Before you contract with a service, be sure the manure will go to a facility licensed to compost it. “Most of the time manure that is hauled off by commercial operations is composted and reused,” Carrie says. “Generally it does not end up in landfills.”

Tip: Contact conservation and environmental groups in your area to see if there are other haul-away options. These groups may be able to link you up with farmers who take manure, or biomass facilities that turn organic waste into energy–a new but growing use for stall waste. For example, Mid-Michigan Recycling picks up used shavings and manure for delivery to the Genesee Power Station in Flint, a facility that processes wood waste to produce electricity. (Details are online at www.mid-michiganrecycling.com.)

What’s Best for You?

It depends on your herd size and your resources, your acreage, equipment and budget. “If you’ve got one acre and two horses, you’re going to be generating more manure than the land can handle,” Carrie says. “But if those same two horses are on four acres, composting and applying manure back to the land might work well. If you’ve got twenty acres, you could probably skip the composting, apply directly to the fields and rotate the horses among several paddocks.” Your local Extension office is the place to go for individual advice, she adds. You can find more information and submit individual questions through the national Extension website, www.eXtension.org.

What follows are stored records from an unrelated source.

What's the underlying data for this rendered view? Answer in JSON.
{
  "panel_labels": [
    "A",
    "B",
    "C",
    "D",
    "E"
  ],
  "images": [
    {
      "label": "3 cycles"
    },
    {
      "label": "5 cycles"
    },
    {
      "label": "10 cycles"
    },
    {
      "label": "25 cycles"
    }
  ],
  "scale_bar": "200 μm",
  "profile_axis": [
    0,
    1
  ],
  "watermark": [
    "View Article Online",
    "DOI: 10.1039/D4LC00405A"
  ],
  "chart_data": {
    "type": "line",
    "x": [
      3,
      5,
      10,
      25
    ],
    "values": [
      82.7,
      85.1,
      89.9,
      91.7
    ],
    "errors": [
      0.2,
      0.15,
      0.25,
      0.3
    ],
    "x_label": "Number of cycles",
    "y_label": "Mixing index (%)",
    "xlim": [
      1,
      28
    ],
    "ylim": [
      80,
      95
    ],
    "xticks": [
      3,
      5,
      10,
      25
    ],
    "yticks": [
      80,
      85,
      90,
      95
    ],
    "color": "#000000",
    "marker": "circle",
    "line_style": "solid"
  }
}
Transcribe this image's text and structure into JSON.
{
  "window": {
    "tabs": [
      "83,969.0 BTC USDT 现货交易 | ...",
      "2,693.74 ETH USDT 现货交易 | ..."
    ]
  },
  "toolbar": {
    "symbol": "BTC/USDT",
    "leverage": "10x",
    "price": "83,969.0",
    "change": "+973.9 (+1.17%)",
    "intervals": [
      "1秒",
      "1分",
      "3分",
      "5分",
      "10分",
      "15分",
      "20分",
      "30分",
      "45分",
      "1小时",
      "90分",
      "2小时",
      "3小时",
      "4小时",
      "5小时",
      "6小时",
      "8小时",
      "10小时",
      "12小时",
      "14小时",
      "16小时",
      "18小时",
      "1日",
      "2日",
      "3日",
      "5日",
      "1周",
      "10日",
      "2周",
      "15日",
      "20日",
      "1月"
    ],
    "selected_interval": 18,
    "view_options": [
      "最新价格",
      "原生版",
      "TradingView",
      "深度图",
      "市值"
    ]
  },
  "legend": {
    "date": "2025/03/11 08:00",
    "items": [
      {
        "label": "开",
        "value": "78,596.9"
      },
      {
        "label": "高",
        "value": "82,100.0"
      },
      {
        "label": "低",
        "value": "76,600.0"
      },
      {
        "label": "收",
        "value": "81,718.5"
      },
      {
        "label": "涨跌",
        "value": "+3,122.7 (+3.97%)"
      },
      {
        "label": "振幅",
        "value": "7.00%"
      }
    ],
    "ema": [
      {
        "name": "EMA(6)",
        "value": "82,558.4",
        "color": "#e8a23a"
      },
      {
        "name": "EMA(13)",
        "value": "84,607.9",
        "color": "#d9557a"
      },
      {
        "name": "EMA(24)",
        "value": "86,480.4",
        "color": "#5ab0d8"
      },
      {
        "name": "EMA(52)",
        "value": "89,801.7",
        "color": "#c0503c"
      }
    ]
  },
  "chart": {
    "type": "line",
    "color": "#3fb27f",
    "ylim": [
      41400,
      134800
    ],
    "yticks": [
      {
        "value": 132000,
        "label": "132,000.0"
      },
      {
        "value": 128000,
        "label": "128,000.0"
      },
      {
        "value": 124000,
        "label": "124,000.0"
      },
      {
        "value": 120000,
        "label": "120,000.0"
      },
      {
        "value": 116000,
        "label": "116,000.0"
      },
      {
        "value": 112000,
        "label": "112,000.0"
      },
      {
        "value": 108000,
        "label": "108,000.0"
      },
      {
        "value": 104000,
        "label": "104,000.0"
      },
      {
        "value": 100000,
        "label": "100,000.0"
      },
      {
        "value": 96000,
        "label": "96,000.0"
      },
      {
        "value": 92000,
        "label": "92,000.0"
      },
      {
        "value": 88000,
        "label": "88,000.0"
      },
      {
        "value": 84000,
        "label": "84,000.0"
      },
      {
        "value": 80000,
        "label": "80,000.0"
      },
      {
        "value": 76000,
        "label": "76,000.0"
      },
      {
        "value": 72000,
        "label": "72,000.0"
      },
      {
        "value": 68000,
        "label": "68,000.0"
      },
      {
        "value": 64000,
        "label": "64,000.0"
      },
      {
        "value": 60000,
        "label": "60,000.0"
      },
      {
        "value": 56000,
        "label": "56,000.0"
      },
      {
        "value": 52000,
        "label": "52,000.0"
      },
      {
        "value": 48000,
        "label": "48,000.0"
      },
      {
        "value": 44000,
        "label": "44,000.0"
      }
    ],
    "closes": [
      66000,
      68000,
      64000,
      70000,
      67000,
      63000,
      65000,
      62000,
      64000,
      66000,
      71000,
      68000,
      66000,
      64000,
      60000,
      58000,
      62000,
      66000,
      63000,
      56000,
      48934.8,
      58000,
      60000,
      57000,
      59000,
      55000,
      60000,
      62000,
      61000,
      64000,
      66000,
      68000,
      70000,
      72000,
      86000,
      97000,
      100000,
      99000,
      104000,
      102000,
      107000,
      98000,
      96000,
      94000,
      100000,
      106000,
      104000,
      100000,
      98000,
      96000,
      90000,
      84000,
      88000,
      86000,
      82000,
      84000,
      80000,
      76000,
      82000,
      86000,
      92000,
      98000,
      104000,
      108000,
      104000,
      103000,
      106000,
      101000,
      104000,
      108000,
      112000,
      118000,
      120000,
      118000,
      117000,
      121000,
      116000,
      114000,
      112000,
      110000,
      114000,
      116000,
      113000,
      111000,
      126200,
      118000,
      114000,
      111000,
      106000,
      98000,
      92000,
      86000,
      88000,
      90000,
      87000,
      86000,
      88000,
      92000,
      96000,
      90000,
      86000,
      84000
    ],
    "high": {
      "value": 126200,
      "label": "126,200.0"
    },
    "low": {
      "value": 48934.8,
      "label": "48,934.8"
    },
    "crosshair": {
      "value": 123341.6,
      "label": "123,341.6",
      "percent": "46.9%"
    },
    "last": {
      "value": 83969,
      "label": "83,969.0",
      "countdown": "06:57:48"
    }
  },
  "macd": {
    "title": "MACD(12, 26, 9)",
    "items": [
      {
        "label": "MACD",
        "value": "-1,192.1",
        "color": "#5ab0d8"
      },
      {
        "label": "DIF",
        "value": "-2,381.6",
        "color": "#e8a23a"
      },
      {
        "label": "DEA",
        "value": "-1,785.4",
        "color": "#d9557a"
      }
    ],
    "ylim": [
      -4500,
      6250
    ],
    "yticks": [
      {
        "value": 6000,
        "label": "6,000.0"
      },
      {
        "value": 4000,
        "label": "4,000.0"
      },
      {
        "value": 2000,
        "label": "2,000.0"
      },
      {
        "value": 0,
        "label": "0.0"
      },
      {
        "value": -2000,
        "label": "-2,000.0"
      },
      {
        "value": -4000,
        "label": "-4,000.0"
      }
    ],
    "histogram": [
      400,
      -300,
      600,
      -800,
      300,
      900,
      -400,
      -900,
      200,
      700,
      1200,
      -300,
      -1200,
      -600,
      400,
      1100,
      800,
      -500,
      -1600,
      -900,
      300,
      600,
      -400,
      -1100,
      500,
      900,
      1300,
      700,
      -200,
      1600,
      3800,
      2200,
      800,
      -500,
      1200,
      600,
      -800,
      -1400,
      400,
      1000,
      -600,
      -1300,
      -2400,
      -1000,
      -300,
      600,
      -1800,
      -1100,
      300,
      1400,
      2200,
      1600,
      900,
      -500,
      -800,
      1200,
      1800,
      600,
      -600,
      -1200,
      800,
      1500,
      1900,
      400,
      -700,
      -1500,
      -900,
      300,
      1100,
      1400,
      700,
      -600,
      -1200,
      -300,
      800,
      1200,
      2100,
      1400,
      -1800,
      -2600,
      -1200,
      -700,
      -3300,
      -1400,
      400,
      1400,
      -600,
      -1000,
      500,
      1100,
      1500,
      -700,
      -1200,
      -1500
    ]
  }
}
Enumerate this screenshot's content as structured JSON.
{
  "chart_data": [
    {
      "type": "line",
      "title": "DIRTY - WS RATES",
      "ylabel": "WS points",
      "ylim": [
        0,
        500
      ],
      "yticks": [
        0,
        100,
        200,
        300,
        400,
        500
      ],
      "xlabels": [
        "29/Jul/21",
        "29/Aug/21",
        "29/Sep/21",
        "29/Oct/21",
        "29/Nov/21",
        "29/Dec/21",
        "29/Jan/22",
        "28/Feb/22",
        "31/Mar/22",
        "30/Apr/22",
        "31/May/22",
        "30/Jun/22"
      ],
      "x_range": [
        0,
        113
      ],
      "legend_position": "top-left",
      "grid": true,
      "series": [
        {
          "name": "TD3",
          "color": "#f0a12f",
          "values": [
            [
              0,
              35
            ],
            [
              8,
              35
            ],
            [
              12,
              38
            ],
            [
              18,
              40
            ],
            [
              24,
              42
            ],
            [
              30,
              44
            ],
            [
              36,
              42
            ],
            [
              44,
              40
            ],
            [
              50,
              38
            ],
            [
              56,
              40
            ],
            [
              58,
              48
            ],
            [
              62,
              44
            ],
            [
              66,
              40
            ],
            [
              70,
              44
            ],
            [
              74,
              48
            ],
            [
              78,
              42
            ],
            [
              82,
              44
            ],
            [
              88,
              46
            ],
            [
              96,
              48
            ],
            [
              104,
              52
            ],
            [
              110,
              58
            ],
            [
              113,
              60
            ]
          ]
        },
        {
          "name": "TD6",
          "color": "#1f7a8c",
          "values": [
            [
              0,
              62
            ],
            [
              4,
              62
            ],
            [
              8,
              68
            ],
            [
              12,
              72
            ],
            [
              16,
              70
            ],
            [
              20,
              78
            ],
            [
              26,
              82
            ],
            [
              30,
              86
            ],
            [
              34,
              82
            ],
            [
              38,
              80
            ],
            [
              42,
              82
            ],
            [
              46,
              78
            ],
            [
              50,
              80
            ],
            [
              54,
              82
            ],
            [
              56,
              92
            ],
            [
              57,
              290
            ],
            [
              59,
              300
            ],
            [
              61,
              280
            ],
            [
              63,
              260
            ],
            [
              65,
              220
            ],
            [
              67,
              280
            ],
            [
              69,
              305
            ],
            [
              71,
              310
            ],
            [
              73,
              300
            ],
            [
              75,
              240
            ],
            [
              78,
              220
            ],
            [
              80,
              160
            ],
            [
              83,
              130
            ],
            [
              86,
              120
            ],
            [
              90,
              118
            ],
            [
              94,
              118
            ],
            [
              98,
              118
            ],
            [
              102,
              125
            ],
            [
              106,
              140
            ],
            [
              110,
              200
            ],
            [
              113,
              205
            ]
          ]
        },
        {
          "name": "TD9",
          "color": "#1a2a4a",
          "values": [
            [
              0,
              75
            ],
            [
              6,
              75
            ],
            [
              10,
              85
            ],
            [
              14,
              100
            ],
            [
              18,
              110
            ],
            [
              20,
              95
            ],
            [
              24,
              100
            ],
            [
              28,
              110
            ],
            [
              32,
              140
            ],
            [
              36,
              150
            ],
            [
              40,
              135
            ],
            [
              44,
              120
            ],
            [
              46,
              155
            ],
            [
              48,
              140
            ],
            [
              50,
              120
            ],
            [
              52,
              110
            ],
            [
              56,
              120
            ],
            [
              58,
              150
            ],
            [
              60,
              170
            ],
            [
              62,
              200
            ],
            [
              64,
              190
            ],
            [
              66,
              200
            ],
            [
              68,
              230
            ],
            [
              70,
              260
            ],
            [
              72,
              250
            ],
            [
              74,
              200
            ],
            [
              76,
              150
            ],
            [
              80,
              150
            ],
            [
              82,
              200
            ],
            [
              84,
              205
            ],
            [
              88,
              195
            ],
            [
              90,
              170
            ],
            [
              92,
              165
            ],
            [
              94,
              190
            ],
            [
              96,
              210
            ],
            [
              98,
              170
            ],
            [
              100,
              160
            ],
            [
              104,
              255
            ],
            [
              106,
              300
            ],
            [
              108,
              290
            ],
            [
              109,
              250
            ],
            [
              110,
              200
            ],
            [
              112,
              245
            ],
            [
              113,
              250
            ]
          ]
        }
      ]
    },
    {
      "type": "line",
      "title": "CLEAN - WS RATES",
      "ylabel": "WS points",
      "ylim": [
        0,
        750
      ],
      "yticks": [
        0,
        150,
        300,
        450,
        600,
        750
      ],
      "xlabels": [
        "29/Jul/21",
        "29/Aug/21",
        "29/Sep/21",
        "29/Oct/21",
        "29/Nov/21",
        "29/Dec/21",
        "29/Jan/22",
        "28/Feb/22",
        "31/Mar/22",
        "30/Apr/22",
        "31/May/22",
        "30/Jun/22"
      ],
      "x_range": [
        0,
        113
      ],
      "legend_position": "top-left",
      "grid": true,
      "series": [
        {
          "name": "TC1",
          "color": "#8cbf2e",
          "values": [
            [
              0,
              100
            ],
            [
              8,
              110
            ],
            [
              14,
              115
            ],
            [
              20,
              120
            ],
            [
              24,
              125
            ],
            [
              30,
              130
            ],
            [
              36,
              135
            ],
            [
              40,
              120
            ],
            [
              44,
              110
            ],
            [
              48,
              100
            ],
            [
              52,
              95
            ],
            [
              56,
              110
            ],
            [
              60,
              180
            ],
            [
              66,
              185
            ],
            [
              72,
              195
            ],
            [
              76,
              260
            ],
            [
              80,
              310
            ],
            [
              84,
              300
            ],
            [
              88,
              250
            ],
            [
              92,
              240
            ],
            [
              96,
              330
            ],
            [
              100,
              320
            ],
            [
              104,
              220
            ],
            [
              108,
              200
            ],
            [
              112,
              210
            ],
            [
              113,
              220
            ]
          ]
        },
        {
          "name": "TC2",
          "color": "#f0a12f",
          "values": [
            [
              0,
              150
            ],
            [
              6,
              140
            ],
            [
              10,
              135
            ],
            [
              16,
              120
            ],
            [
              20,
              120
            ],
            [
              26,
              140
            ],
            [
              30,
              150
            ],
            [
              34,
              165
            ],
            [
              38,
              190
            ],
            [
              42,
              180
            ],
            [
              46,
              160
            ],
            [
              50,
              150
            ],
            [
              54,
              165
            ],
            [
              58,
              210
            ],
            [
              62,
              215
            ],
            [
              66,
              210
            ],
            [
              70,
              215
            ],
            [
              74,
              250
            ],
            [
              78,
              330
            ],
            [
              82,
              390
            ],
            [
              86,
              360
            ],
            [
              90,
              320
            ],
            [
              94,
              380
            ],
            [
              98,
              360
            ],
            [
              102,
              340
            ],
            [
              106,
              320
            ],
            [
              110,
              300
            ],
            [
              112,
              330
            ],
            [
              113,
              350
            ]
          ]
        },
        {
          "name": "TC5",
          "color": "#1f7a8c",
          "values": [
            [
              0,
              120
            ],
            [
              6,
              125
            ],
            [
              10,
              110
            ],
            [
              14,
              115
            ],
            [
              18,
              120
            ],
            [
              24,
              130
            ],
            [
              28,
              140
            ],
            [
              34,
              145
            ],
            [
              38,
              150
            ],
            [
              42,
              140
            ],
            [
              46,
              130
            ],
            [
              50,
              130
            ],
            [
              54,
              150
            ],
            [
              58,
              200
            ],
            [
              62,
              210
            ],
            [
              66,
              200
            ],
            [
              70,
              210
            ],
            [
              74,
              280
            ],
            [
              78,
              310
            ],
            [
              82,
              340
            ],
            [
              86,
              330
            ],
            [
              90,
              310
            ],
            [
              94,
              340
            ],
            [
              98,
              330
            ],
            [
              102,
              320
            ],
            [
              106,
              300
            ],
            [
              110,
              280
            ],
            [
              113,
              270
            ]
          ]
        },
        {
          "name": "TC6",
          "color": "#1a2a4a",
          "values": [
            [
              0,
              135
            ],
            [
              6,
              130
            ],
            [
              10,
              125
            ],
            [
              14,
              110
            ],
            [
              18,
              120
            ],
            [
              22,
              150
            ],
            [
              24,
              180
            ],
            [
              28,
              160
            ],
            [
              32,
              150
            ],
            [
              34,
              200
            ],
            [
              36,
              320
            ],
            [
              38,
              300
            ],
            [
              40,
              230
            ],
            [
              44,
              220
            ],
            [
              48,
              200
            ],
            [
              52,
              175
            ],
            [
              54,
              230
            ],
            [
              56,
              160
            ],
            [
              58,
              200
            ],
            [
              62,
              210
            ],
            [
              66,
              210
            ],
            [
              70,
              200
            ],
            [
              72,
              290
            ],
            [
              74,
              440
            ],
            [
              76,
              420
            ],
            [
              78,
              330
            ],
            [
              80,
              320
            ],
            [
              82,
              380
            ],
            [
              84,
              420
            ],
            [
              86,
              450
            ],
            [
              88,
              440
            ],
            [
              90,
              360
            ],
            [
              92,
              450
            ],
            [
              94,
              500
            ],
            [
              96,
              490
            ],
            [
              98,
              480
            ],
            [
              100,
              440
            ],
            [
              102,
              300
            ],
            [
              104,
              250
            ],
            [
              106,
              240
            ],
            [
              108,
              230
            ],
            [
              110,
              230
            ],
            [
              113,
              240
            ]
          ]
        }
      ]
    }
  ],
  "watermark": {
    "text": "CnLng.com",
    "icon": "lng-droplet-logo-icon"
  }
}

For Brian and Anna Smith, the answer was an aerated three-bin composting system designed by O2Compost (www.o2compost.com), of Snohomish, Washington, that also provided how-to advice. The system is sized to handle manure output from six horses. To get the right mix for their compost, the Smiths use wood-pellet bedding in matted stalls. “The pellets aren’t as aesthetic as shavings,” Anna says, but they’re made of fine sawdust that breaks down much faster. She picks paddocks daily and adds that manure to the bins. (Only organic products are applied to the fields, so chemical herbicides and other long-lasting chemicals don’t wind up in the compost.)

It takes about 30 days to fill a bin. Then the blower system is switched on, and Brian monitors the temperature as the pile cooks for 30 days. After it cures for another 30 days, it’s moved to a storage area. The finished compost has a soil-like texture and an earthy smell. The Smiths sell it as Carolina Compost in tractor-bucket loads, recycled feedbags and cheesecloth packets that gardeners use to make “compost tea” for watering plants. Manure on their farm is no longer a polluting eyesore. It’s a source of income.